Title: Re: How is "not condition1 and condition2" evaluated?
Post by: 440bx on July 16, 2019, 06:34:05 am
@440bx: That post just won a honor place in my "Important notes" file.  :D
Thanks.
My pleasure.  I hope other people find it helpful too.  The equivalences comes directly from Jensen and Wirth's presentation in their Pascal report.  IOW, we both owe them that clear, understandable explanation.
Title: Re: How is "not condition1 and condition2" evaluated?
Post by: PascalDragon on July 16, 2019, 09:03:51 am
That's not correct Howard. Hence the bug report against documentation. Pure Boolean operators are equal weight.
(Boole would probably have turned in his grave)
No, Howard is correct. See compiler/tokens.pas:
Code: Pascal  [Select]
  1.   { sub_expr(opmultiply) is need to get -1 ** 4 to be
  2.     read as - (1**4) and not (-1)**4 PM }
  3.   toperator_precedence=(
  4.     opcompare,
  5.     opaddition,
  6.     opmultiply,
  7.     oppower
  8.   );
  9.  
  10. { snip }
  11.  
  12. operator_levels:array[Toperator_precedence] of set of NOTOKEN..last_operator=
  13.       ([_LT,_LTE,_GT,_GTE,_EQ,_NE,_OP_IN],
  14.        [_PLUS,_MINUS,_OP_OR,_PIPE,_OP_XOR],
  15.        [_CARET,_SYMDIF,_STARSTAR,_STAR,_SLASH,
  16.         _OP_AS,_OP_IS,_OP_AND,_AMPERSAND,_OP_DIV,_OP_MOD,_OP_SHL,_OP_SHR],
  17.        [_STARSTAR] );
  18.  
As you can see _OP_OR is at a different level than _OP_AND.
Title: Re: How is "not condition1 and condition2" evaluated?
Post by: SymbolicFrank on July 16, 2019, 04:46:01 pm
4. Term beyond 'and' is always evaluated to find value of full expression, i.e. '... and ...'

I expect the term beyond 'and' only to be evaluated when the first expression is true.
Title: Re: How is "not condition1 and condition2" evaluated?
Post by: rnfpc on July 16, 2019, 05:05:47 pm
4. Term beyond 'and' is always evaluated to find value of full expression, i.e. '... and ...'

I expect the term beyond 'and' only to be evaluated when the first expression is true.
Yes, please see my modified list of rules.
Title: Re: How is "not condition1 and condition2" evaluated?
Post by: glorfin on July 18, 2019, 03:52:47 pm
The really significant difference between an arithmetic expression and a Boolean expression is that, in the case of an arithmetic expression it is normally necessary to fully evaluate it to determine the result.
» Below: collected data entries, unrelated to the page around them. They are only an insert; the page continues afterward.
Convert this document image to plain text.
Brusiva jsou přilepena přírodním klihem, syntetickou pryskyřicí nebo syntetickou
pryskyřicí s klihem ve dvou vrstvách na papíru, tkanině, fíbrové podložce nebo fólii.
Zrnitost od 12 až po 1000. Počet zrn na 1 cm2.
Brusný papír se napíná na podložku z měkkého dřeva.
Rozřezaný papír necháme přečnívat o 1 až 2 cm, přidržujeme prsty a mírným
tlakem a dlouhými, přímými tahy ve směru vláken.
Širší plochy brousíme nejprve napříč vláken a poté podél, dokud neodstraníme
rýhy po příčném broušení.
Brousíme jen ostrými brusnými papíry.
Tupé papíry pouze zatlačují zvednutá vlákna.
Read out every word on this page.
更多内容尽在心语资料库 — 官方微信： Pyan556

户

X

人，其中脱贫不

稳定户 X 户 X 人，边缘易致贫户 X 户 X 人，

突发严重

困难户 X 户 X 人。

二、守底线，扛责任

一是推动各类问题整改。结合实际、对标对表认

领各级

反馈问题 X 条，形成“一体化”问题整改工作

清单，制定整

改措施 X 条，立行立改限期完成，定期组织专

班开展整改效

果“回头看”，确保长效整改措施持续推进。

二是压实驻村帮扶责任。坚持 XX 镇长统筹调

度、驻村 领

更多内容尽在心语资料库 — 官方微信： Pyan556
Well, generally even for arithmetic it is not always necessary. Consider an expression: a*(b+c) where a = 0.

You don't have to evaluate b+c to know the result. But, while this is true for mathematics, compiler does not know beforehand what is a, hence cannot use this shortcut.
Title: Re: How is "not condition1 and condition2" evaluated?
Post by: 440bx on July 18, 2019, 04:31:30 pm
Well, generally even for arithmetic it is not always necessary. Consider an expression: a*(b+c) where a = 0.
That's correct.  That's why I stated "it is normally necessary...".  In the expression you used, as you pointed out, if the compiler could reliably determine that a = 0 then it wouldn't have to evaluate the expression to know the result will be zero.